6.3. The right to lodge a complaint with the supervisory authority – i.e. to the President of the Personal Data Protection Office, Personal Data Protection Office, ul. Stawki 2, 00 – 193 Warsaw.
6.4. Right to object – the data subject has the right to object at any time – for reasons relating to his or her particular situation – to the processing of his or her personal data based on Article 6(1)(e) (public interest or tasks) or (f) (legitimate interest of the controller), including profiling based on these provisions. In such a case, the controller is no longer allowed to process the personal data, unless he or she demonstrates compelling legitimate grounds for processing that override the interests, rights and freedoms of the data subject, or grounds for establishing, pursuing or defending claims.
6.5. In order to exercise the rights referred to in this point of the privacy policy, you can contact the Administrator by sending an appropriate message in writing or by e-mail to the Administrator’s address indicated at the beginning of the privacy policy or by using the contact form available on the Website.
7.1. Cookies are small text information in the form of text files, sent by the server and saved on the side of the person visiting the Service (e.g. on the hard drive of a computer, laptop, or on the memory card of a smartphone – depending on the device used by the visitor to the Service). Detailed information on Cookies, as well as the history of their creation can be found here: http://pl.wikipedia.org/wiki/Ciasteczko.

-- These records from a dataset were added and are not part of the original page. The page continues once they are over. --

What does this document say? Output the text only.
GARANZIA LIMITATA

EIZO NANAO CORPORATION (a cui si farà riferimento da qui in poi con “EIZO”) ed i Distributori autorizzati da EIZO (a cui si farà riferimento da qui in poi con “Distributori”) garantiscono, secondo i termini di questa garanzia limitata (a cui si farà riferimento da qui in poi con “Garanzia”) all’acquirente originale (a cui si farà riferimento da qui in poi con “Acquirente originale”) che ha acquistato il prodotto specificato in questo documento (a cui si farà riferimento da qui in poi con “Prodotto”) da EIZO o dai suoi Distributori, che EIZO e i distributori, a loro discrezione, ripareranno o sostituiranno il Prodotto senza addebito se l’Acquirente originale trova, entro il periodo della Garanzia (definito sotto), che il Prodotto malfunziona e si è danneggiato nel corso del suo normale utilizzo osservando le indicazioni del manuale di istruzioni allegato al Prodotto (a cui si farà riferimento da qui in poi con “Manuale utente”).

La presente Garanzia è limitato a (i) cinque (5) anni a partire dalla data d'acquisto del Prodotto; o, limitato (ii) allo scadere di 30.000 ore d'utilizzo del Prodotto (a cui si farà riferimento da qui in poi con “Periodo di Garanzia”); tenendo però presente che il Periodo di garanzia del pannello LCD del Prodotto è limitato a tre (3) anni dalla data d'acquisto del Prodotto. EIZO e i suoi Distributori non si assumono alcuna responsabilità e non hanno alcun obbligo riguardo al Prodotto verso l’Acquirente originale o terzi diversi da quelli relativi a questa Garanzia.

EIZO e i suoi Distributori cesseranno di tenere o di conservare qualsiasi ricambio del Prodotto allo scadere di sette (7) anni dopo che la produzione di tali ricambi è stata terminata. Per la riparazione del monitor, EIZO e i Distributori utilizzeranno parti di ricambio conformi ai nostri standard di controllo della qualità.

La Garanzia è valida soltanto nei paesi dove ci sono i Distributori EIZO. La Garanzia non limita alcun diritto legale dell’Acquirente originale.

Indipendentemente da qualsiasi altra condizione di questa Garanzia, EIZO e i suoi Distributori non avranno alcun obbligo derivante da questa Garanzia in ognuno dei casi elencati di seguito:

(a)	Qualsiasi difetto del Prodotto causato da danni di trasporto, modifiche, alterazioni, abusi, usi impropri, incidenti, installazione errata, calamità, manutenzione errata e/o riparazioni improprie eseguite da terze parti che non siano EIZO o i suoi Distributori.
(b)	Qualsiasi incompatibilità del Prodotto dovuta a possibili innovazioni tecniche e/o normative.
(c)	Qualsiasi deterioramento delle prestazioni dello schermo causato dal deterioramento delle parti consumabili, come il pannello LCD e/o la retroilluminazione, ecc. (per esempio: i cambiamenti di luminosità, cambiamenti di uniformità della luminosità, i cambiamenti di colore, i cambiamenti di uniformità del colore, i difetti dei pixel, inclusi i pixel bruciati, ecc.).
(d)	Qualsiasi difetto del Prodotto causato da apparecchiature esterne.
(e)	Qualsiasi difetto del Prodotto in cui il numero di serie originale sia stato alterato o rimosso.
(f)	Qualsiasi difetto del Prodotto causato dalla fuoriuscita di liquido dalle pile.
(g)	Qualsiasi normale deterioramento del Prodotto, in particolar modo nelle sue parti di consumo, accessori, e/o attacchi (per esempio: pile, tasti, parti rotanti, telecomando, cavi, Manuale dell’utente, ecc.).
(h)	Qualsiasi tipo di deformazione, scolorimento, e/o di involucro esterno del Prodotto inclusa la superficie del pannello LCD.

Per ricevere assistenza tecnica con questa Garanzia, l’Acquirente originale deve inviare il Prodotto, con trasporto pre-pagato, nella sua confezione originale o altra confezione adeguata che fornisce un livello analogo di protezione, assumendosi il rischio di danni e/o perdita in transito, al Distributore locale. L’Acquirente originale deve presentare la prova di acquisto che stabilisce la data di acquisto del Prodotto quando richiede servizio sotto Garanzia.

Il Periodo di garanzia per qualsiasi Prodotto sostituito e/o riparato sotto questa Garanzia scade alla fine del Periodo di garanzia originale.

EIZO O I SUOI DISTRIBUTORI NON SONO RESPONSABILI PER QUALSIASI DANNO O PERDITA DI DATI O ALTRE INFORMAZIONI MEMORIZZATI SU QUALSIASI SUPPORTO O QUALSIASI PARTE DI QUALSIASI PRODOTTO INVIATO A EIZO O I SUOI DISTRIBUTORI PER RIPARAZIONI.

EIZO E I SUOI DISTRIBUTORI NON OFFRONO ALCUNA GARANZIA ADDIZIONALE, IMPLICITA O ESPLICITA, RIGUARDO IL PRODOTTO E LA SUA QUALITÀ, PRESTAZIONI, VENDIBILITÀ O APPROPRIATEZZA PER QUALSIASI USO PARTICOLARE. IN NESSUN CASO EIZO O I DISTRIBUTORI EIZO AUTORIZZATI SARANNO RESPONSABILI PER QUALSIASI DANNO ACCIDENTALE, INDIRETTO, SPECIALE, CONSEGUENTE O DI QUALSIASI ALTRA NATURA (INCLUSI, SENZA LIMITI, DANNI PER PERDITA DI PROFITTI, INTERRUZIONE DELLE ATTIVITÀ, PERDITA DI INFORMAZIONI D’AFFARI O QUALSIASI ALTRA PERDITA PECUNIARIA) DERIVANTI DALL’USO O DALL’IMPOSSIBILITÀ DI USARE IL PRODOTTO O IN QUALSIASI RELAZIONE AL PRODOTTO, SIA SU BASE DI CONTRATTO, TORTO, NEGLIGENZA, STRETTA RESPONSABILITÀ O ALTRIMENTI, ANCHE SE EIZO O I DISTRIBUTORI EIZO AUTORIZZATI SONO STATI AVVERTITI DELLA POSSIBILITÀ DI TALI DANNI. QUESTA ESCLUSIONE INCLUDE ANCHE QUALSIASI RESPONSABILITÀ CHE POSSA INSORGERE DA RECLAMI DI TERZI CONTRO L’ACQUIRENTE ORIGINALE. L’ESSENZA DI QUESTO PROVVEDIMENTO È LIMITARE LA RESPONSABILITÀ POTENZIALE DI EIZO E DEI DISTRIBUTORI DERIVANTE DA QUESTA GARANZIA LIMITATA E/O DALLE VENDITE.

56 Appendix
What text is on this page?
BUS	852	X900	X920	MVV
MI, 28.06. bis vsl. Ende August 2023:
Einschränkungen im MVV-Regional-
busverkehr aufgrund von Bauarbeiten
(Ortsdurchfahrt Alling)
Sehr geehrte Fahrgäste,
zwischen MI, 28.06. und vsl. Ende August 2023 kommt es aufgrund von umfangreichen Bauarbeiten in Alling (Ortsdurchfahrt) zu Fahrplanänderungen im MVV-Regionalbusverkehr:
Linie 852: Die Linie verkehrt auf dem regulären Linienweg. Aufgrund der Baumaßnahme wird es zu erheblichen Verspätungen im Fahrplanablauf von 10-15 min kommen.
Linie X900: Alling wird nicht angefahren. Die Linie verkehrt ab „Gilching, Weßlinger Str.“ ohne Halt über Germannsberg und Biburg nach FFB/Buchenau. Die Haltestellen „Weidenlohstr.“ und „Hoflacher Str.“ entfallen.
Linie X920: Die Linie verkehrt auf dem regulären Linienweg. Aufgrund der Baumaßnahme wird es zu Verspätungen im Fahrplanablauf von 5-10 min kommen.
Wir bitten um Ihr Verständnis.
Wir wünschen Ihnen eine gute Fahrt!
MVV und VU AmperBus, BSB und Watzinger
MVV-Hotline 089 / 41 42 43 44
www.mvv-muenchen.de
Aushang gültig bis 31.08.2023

7.2. The Administrator may process the data contained in Cookies when visitors use the Service for the following purposes: 7.2.1. identifying Service Recipients as logged in to the Service and showing that they are logged in; 7.2.2. remembering selected services in order to place an Order; 7.2.3. remembering data from completed Order Forms or login data to the Service; 7.2.4. adapting the content of the Service page to the Service Recipient’s individual preferences (e.g. regarding colors, font size, page layout) and optimizing the use of the Service pages; 7.2.5. keeping anonymous statistics showing how the Service page is used;
7.3. By default, most web browsers available on the market accept the saving of Cookies by default. Everyone has the ability to specify the terms of using Cookies using the settings of their own web browser. This means that you can, for example, partially limit (e.g. temporarily) or completely disable the ability to save Cookies – in the latter case, however, this may affect some functionalities of the Service.
7.4. The settings of the web browser regarding Cookies are important from the point of view of consent to the use of Cookies by the Service – in accordance with the regulations, such consent may also be expressed through the settings of the web browser. In the absence of such consent, the settings of the web browser regarding Cookies should be changed accordingly.
7.5. Detailed information on changing Cookie settings and deleting them yourself in the most popular web browsers is available in the help section of the web browser and on the following pages (just click on the link):
Personal data may be transferred outside the European Economic Area, but in such a situation it always takes place to countries that ensure at least the same level of protection of personal data as that applicable in the territory of the European Union.
8.1. The Service may contain links to other websites. The Administrator encourages you to read the privacy policy established there after going to other websites. This privacy policy applies only to the Administrator’s Service
8.2. The Privacy Policy is constantly reviewed and updated as necessary.
8.3. The current version of the Privacy Policy has been adopted and is effective from December 1, 2024.